Greens MP Lee Rhiannon said on Saturday at the National Day of Action against the government's internet filter that all five Greens senators will vote against the internet filtering Bill.
Greens MP Lee Rhiannon
(Credit: Suzanne Tindal/ZDNet.com.au)
"We absolutely need to defeat this incredibly irresponsible piece of legislation that is now before the federal parliament," she said to attendees in Parramatta Park in Sydney. "My colleagues in the federal parliament — we have five Greens senators — will vote against it. What we need to ensure is that some sanity starts to prevail and that we win the numbers."
The filter curtailed freedom of speech, she said. There were also better ways to protect children against pornography, such as education, which she said had been pointed out by a 2008 report written by the Australian Communications and Media Authority.
"That's a report to the government. They've been told that. We know they've been told [that] by a lot of their MPs who actually understand how the internet works. They've been told about this by official government bodies, but they're pushing on with their censorship."
"So I do urge all of you when you leave here today to take away a commitment to sign the petitions, to write your letters, to write your emails, ring up the politicians," she said.
Public pressure really did make a difference, she said — especially since, according to her information, Labor and Liberal MPs were speaking up against the policy.
While public pressure will make a difference, a lot of people failed to show up to the protest.

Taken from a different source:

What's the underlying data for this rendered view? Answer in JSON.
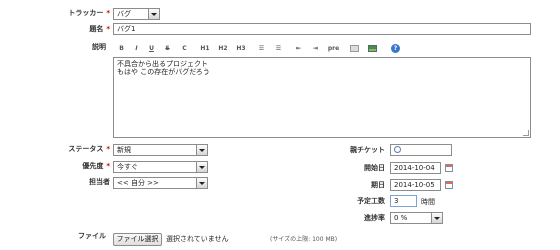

Of the 700 indicated on Facebook, fewer than 100 people at any one time actually showed up at Saturday morning's protest in Parramatta Park in Sydney's west.
"There are a number of MPs who do not support this legislation and are saying to their leaders, to Mr Abbot and Mr Rudd: 'This is madness. It will not work. It will make us look like a fool internationally, let alone amongst Australians once they catch on.'"
Debate had begun, she said. Now, the community needed to give it legs by voicing disapproval.
She also said that those campaigning against the filter needed to change their slogans.
"We've been using terms like no filter, no clean feed," she said. "Can I tell you — people don't understand it. They really don't."
The more complicated the arguments, the less likely the public and the media would take notice, she said.
"As you know, politics gets down to a five-second grab."
Filter was a positive word as it takes out bad things, according to Rhiannon. So was clean feed, she said. She had started to use censorship instead.
"I think we've got to come up with language that makes it easier for the person walking down Church Street on Parramatta, who uses the internet, but have not heard about this, [so they] can relate to what we're talking about and will be worried about what they're doing."